Photovoltaic (PV) technology, more commonly known as solar power, is quickly gaining steam. Any homeowner with enough space on his roof can purchase an array of solar panels for household use.
In the UK, more and more companies are specialising in the distribution and sale of PV technology. It is not an entirely new thing. Ecolution, for example, has 12 years of experience in solar panel installations.
While solar panels have been available to the public for quite some time now, it was only recently that it started to gain popularity. However, critics worry about the environmental impact of solar panels, particularly considering the amount of space it needs to remain operational. They argue that converting large swathes of land into solar farms is as disruptive as deforestation.
How Much Land Does Solar Power Really Need?
Yes, it is true that solar power relies on the use of land to function. Photovoltaic panels need to maximise surface area to absorb the most amount of sunlight. The more sunlight, the more electricity it produces.
The current technology for solar panels is still somewhat inefficient. Solar power is only 20% efficient; it can only convert 20% of the sun’s energy into electricity.

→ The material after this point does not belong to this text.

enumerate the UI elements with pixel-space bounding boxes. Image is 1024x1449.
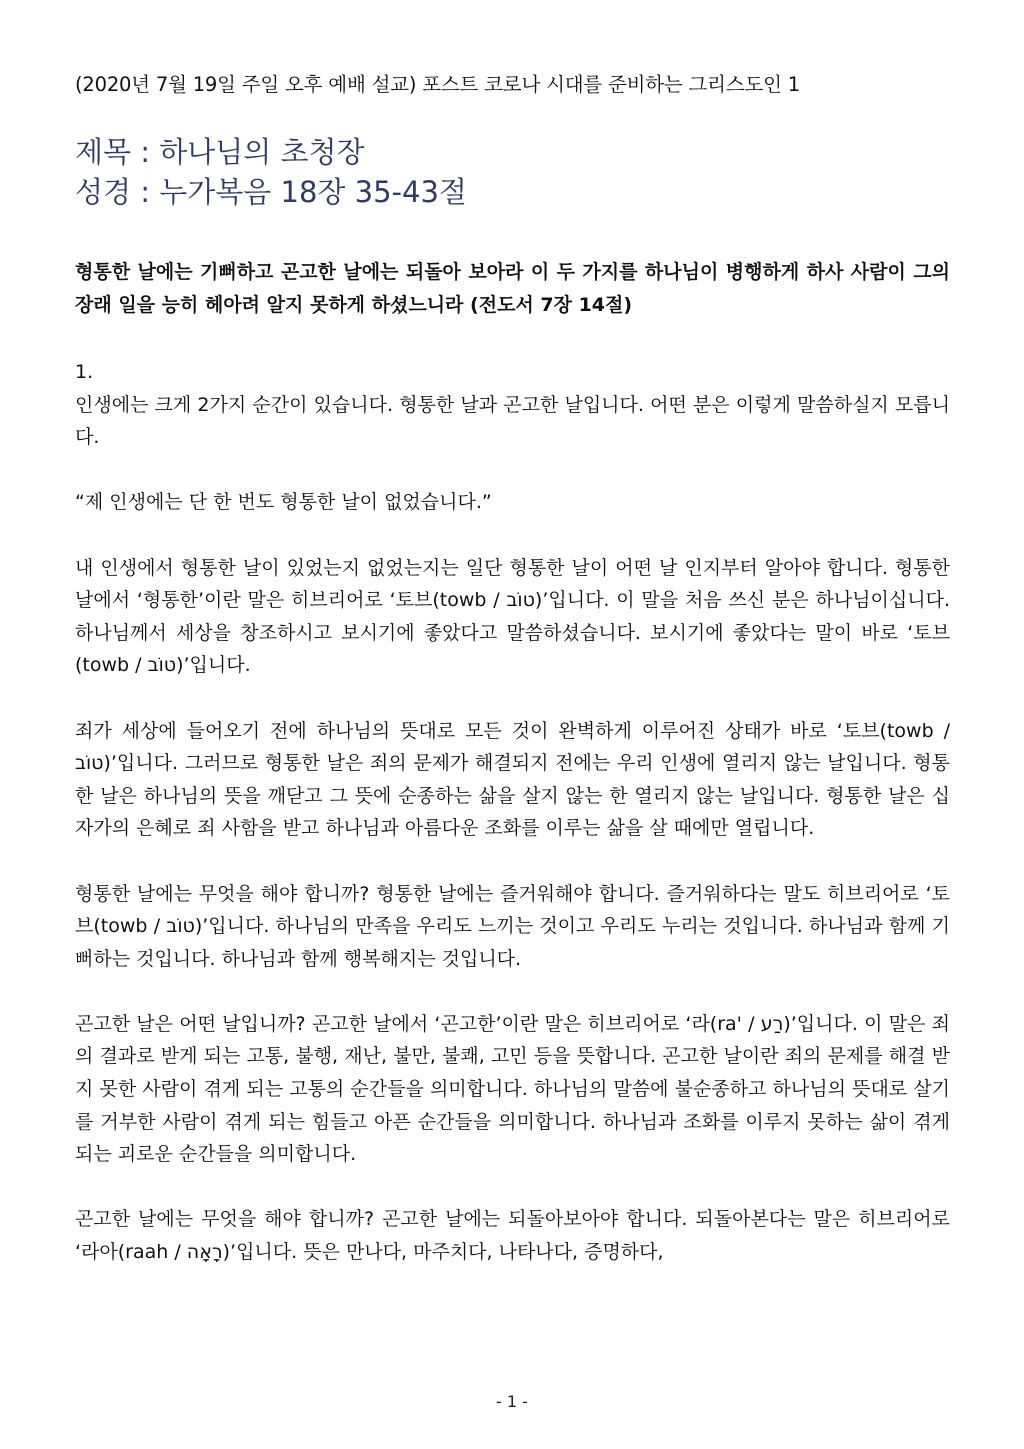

To power the entire world, current technology will require 496,805 sq. km of land. That is roughly the size of Spain. While this may seem like a lot of land, in the context of the whole world, this is just a tiny fraction of space. In fact, if it were possible for solar panels to work at 100% efficiency, it will need even less space.
Total Use VS Shared Use of Land
A solar farm will require a lot of land to be operational, but solar arrays can easily share the space. Unlike traditional power plants, which make total use of the land it occupies, solar panels do not.
You can install solar panels on top of buildings, on roofs and even on roads. Solar panels are also ideal for desert regions that have sparse vegetation and few animals. This makes it minimally disruptive at best. Solar power is still one of the cleanest, greenest sources of electricity at our disposal.